Racial Differences in Late-Stage Presentation of Breast Cancer


Synopsis: In conjunction with socioeconomic variables, cultural beliefs and psychosocial factors may account for most of the racial differences in late-stage presentation of breast cancer.

Source: Lannin DR, et al. JAMA 1998;279:1801-1807.

Breast cancer incidence is lower in african-American women than in Caucasian women, yet breast cancer mortality is disproportionately higher among African-Americans. Lannin and colleagues from East Carolina University looked at this complex issue with a large, case-controlled study. From 1985 to 1992, the investigators collected data on 540 women with newly diagnosed breast cancer and 743 matched controls from a low-income, rural community in North Carolina with one-third of its population African-American.
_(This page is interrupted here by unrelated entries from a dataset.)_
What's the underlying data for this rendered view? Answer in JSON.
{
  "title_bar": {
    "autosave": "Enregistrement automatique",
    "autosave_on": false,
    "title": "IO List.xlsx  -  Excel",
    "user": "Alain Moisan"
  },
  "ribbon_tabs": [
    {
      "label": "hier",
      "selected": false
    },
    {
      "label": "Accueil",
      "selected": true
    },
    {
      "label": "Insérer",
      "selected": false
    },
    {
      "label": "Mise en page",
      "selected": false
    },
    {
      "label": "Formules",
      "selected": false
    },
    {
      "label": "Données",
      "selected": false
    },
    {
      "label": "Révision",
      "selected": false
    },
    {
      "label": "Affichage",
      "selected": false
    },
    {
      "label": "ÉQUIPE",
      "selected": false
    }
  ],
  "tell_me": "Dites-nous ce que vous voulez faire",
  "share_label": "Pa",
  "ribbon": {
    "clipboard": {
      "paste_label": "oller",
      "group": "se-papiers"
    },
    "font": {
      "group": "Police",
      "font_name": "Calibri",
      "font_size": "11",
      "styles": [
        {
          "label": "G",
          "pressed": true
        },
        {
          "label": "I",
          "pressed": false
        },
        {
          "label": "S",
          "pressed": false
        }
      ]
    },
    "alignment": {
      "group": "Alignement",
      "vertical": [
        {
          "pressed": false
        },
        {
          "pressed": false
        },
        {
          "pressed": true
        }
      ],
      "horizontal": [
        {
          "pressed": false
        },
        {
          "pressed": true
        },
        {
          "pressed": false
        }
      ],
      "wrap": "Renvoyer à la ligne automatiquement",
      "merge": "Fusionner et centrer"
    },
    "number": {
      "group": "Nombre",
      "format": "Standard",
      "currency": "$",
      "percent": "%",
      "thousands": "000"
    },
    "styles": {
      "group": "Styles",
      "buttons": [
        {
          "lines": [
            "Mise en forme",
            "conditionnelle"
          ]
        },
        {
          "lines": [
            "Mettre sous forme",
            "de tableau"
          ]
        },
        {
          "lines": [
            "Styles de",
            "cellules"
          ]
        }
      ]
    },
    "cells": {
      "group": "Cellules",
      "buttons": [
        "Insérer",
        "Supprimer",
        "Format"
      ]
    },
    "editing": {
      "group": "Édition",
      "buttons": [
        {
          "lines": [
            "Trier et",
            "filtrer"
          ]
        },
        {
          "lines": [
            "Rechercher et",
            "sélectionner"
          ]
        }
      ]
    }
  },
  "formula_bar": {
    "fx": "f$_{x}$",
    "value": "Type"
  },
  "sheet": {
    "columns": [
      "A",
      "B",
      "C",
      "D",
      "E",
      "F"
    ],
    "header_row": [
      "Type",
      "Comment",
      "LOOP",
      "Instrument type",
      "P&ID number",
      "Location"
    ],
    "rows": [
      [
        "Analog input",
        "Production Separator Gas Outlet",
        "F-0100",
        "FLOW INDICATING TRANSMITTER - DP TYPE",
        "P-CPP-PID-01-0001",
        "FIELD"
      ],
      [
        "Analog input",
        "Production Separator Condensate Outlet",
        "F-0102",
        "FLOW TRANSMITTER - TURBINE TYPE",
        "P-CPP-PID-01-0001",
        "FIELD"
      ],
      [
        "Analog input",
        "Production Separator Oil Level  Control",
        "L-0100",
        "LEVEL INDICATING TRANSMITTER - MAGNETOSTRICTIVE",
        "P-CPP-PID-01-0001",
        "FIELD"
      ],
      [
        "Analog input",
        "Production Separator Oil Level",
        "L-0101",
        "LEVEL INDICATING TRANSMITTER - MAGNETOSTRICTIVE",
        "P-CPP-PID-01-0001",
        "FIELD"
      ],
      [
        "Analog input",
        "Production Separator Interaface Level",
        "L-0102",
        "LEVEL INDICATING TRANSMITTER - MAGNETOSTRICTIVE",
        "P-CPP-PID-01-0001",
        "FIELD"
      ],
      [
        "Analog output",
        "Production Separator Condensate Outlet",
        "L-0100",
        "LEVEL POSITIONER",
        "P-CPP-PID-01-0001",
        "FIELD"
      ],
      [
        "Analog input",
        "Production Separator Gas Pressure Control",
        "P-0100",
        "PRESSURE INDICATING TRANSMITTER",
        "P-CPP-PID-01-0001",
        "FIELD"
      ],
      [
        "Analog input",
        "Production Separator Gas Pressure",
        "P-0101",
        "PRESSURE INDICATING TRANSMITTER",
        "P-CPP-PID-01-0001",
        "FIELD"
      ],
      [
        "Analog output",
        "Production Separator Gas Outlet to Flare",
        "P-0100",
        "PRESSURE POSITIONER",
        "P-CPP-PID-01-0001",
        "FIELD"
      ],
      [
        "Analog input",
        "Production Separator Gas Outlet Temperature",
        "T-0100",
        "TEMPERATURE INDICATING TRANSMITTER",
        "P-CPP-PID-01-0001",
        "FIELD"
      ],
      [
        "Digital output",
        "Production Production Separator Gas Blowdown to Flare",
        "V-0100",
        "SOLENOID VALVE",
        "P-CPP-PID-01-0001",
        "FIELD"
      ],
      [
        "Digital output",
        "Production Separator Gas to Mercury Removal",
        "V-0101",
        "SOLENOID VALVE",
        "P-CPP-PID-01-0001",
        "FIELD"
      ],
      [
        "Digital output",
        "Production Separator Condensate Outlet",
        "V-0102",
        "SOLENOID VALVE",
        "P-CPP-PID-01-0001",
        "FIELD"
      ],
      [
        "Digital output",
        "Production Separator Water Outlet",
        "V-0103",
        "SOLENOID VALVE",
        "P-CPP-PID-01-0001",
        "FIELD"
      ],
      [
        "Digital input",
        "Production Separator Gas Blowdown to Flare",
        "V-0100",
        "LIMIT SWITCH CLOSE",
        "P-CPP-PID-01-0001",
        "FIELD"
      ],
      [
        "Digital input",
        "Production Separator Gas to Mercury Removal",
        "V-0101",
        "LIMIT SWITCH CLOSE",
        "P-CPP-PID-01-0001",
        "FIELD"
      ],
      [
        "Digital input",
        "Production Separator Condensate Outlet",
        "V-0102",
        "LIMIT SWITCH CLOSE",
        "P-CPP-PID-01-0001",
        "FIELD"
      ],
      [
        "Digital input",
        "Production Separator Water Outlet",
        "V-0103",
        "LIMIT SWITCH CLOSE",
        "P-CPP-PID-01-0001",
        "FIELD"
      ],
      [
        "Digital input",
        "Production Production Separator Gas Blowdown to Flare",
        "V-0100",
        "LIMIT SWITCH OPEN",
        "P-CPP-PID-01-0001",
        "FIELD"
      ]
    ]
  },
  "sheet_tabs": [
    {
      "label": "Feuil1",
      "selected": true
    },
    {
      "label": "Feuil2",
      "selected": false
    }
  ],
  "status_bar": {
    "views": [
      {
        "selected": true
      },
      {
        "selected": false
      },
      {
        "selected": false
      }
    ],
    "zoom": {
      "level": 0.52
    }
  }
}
Of the 540 women with newly diagnosed breast cancer, 17.4% presented with advanced stage disease (TNM stage III or IV). This group tended to be African-American, to have low income, and to lack private health insurance. Many women who presented with advanced stage disease had never been married; many others had delayed seeing a physician because they lacked funds or transportation. Interestingly, education and age were not correlated with stage at presentation.

Women who agreed with statements reflecting certain cultural or religious beliefs were overrepresented in the group who presented with advanced breast cancer:

· "If a lump in the breast is not bothersome, there is no need to consult a doctor" (OR 4.4, 95%; CI 1.6-12.4).

· "Surgery causes a cancer to grow faster" (OR 1.5, 95%; CI 1.0-2.3).

· "Someone can give you cancer by putting a root or spell on you" (OR 3.9, 95%; CI 1.4-10.8).

· "People with thin blood are more likely to get cancer" (OR 2.2, 95%; CI 1.3-3.9).

· "The devil can cause a person to get cancer" (OR 2.1, 95%; CI 1.2-3.5).

· "Women who have surgery for breast cancer are no longer attractive to men" (OR 1.9, 95%; CI 1.1-3.5).

Agreement with these statements was correlated most strongly with African-American ethnicity and less so with low income. The cultural beliefs were as prevalent in the control group as in the patient group, clarifying that the beliefs did not result from patients' experiences during breast cancer care.


We already knew that African-American women with breast cancer have a higher mortality than other breast cancer patients primarily because they tend to present at a later tumor stage. Until now, however, we did not have a clear understanding of why this trend occurs. Previous work has shown that socioeconomic factors contribute to delaying breast cancer presentation among African-Americans. Yet, these factors do not fully account for the excess mortality seen in this population.

Lannin et al have broadened our understanding of other factors that delay breast cancer diagnosis among African-American women. These investigators are among the first to show that cultural and psychosocial factors directly influence stage at breast cancer diagnosis. Their methods appear valid, with careful demographic matching of distinct case and control groups not subject to apparent selection bias.

I agree with the authors that one of their most important findings is that women with certain cultural beliefs tend not only to defer screening mammography, but to delay presentation for care even when there is a palpable breast mass. This observation has clear implications for public health interventions and for individual clinicians as we counsel patients about health screening. While this study's specific findings may not apply to women of other geographic regions and cultures, they equip us with new perspectives to tailor more effective breast cancer screening to women of varied cultural backgrounds.